Tecnologia per l’efficienza
Soluzione preziosa per il rilevamento delle perdite, il noise logger è un dispositivo che, attraverso il rilevamento acustico, intercetta e registra le frequenze sonore e le vibrazioni generate dal flusso di acqua che fuoriesce da una condotta. In questo modo consente un monitoraggio costante e puntuale della rete di distribuzione, permettendo di localizzare con precisione le perdite e di intervenire con la riparazione o la sostituzione della tubazione. I dispositivi installati da Padania Acque sono composti da tre componenti principali: sensori acustici ad alta sensibilità per l’individuazione tempestiva delle perdite: una connessione IoT per trasmettere i dati in tempo reale; un sistema di gestione da remoto su Cloud, configurabile e controllabile a distanza per ottimizzare le operazioni.
Perdite sotto il 21% entro il 2026
L’adozione di questa tecnologia si inserisce nel più ampio progetto di efficientamento delle reti portato avanti dal gestore e finalizzato a migliorare ulteriormente i risultati già ottenuti nella riduzione delle perdite.
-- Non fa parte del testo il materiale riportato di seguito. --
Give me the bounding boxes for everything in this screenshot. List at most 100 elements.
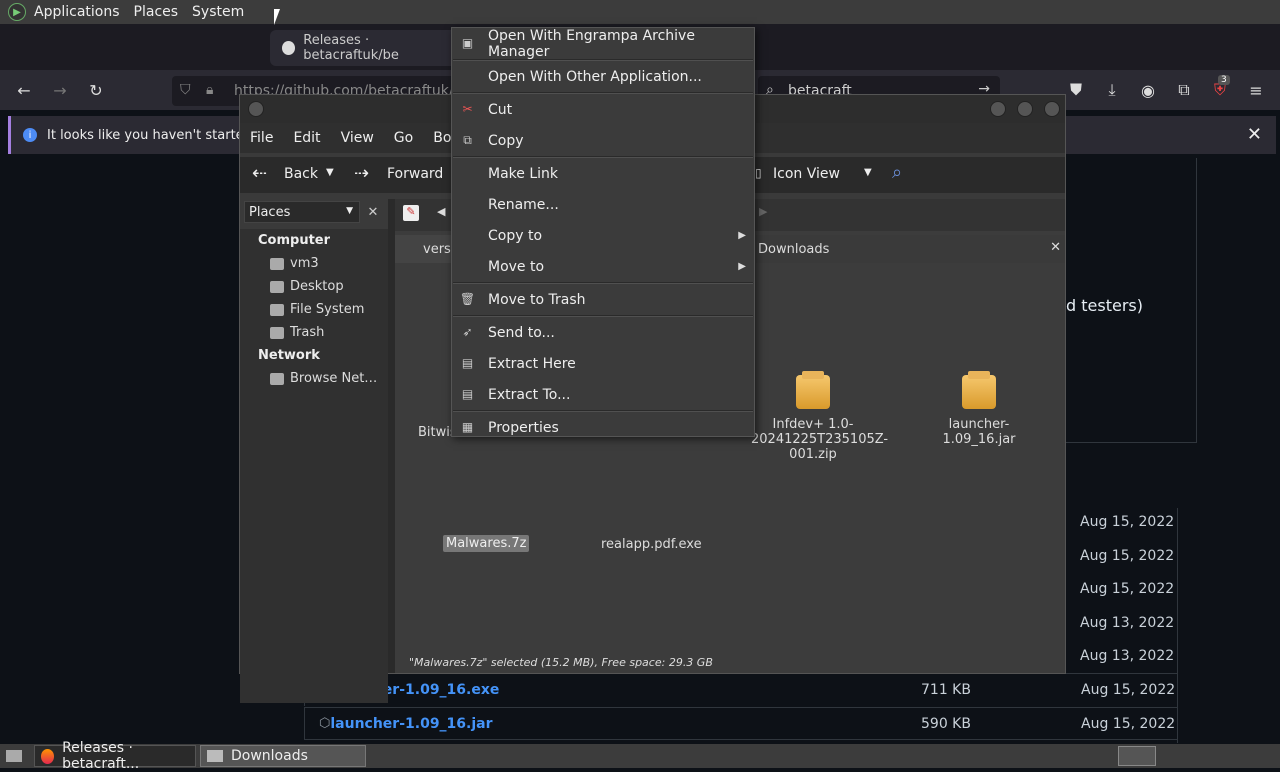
menu-item-make-link[interactable]: Make Link [452,158,754,189]
task-firefox[interactable]: Releases · betacraft... [34,740,196,772]
close-notice-icon[interactable]: ✕ [1247,124,1262,145]
menu-item-open-other[interactable]: Open With Other Application... [452,61,754,92]
browser-tab-releases[interactable]: Releases · betacraftuk/be [270,30,460,66]
path-right-arrow-icon[interactable]: ▶ [759,205,767,218]
info-icon: i [23,128,37,142]
back-history-dropdown-icon[interactable]: ▼ [326,167,334,178]
show-desktop-icon[interactable] [0,745,30,767]
menu-item-label: Move to Trash [488,291,586,308]
menu-hamburger-icon[interactable]: ≡ [1244,78,1268,102]
sidebar-item-filesystem[interactable]: File System [240,298,388,321]
sidebar-type-select[interactable]: Places ▼ [244,201,360,223]
home-folder-icon [270,257,284,270]
close-sidebar-icon[interactable]: ✕ [364,201,382,223]
asset-date: Aug 13, 2022 [1080,648,1175,664]
asset-size: 711 KB [921,682,971,698]
network-icon [270,372,284,385]
shield-icon[interactable]: ⛉ [180,82,191,98]
menu-places[interactable]: Places [134,4,179,20]
menu-item-copy-to[interactable]: Copy to ▶ [452,220,754,251]
trash-icon [270,326,284,339]
back-button[interactable]: Back [284,166,318,182]
sidebar-item-trash[interactable]: Trash [240,321,388,344]
extension-badge: 3 [1218,75,1230,85]
trash-icon: 🗑︎ [459,292,476,306]
sidebar-item-desktop[interactable]: Desktop [240,275,388,298]
places-sidebar: Computer vm3 Desktop File System Trash N… [240,229,388,703]
menu-item-rename[interactable]: Rename... [452,189,754,220]
file-name: Infdev+ 1.0-20241225T235105Z-001.zip [751,417,889,462]
sidebar-item-browse-network[interactable]: Browse Net… [240,367,388,390]
menu-item-label: Open With Other Application... [488,68,702,85]
task-label: Releases · betacraft... [62,740,140,772]
sidebar-item-label: Trash [290,325,325,340]
menu-system[interactable]: System [192,4,244,20]
mate-logo-icon[interactable]: ▶ [8,3,26,21]
package-icon: ⬡ [319,716,331,731]
menu-edit[interactable]: Edit [293,130,320,146]
tab-label: Downloads [758,241,830,257]
menu-item-label: Copy to [488,227,543,244]
copy-icon: ⧉ [463,132,472,147]
menu-item-send-to[interactable]: ➶ Send to... [452,317,754,348]
back-icon[interactable]: ⇠ [252,163,267,184]
account-icon[interactable]: ◉ [1136,78,1160,102]
file-item[interactable]: Infdev+ 1.0-20241225T235105Z-001.zip [749,371,889,462]
menu-applications[interactable]: Applications [34,4,120,20]
pane-divider[interactable] [388,199,395,673]
reload-icon[interactable]: ↻ [84,78,108,102]
menu-item-label: Move to [488,258,545,275]
forward-arrow-icon[interactable]: → [48,78,72,102]
close-tab-icon[interactable]: ✕ [1050,240,1061,255]
window-menu-button[interactable] [248,101,264,117]
desktop-icon [270,280,284,293]
menu-item-label: Properties [488,419,559,436]
tab-title: Releases · betacraftuk/be [303,33,399,63]
pocket-icon[interactable]: ⛊ [1064,78,1088,102]
downloads-icon[interactable]: ⤓ [1100,78,1124,102]
file-item[interactable]: realapp.pdf.exe [601,537,702,552]
close-window-button[interactable] [1044,101,1060,117]
menu-item-copy[interactable]: ⧉ Copy [452,125,754,156]
extensions-icon[interactable]: ⧉ [1172,78,1196,102]
menu-view[interactable]: View [341,130,374,146]
asset-date: Aug 15, 2022 [1080,548,1175,564]
forward-icon[interactable]: ⇢ [354,163,369,184]
path-left-arrow-icon[interactable]: ◀ [437,205,445,218]
sidebar-item-label: File System [290,302,365,317]
sidebar-item-label: vm3 [290,256,319,271]
minimize-button[interactable] [990,101,1006,117]
asset-date: Aug 15, 2022 [1080,581,1175,597]
scissors-icon: ✂ [462,102,473,116]
edit-location-icon[interactable]: ✎ [403,205,419,221]
task-label: Downloads [231,748,308,764]
file-item[interactable]: launcher-1.09_16.jar [915,371,1043,447]
task-downloads[interactable]: Downloads [200,745,366,767]
workspace-switcher[interactable] [1118,746,1156,766]
view-mode-dropdown-icon[interactable]: ▼ [864,167,872,178]
menu-item-open-engrampa[interactable]: ▣ Open With Engrampa Archive Manager [452,28,754,60]
drive-icon [270,303,284,316]
menu-go[interactable]: Go [394,130,413,146]
menu-file[interactable]: File [250,130,273,146]
sidebar-item-vm3[interactable]: vm3 [240,252,388,275]
archive-file-icon [796,371,830,409]
tab-versi[interactable]: versi [395,235,455,263]
top-panel: ▶ Applications Places System [0,0,1280,24]
view-mode-select[interactable]: Icon View [773,166,840,182]
maximize-button[interactable] [1017,101,1033,117]
status-bar: "Malwares.7z" selected (15.2 MB), Free s… [409,655,713,669]
lock-icon[interactable]: 🔒︎ [206,82,213,98]
menu-item-extract-to[interactable]: ▤ Extract To... [452,379,754,410]
menu-item-move-to-trash[interactable]: 🗑︎ Move to Trash [452,284,754,315]
forward-button[interactable]: Forward [387,166,443,182]
menu-item-cut[interactable]: ✂ Cut [452,94,754,125]
menu-item-extract-here[interactable]: ▤ Extract Here [452,348,754,379]
back-arrow-icon[interactable]: ← [12,78,36,102]
menu-item-properties[interactable]: ▦ Properties [452,412,754,443]
tab-downloads[interactable]: Downloads ✕ [755,235,1065,263]
asset-link[interactable]: launcher-1.09_16.jar [330,716,492,732]
file-item-selected[interactable]: Malwares.7z [443,535,530,552]
search-icon[interactable]: ⌕ [892,162,902,183]
menu-item-move-to[interactable]: Move to ▶ [452,251,754,282]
Il loro livello attuale, nel territorio gestito dalla società, è pari al 23,1%, a fronte di una media nazionale del 42%. Ma si può fare di più: l’impegno del gestore è di scendere sotto il 21% entro il prossimo anno. Un obiettivo sfidante per Padania Acque, già premiata per la Qualità Tecnica dall’Autorità di Regolazione per Energia Reti e Ambiente (Arera), che ha collocato l’azienda al primo posto della classifica italiana per il biennio 2018-2019 e al secondo posto per il periodo 2020-2021.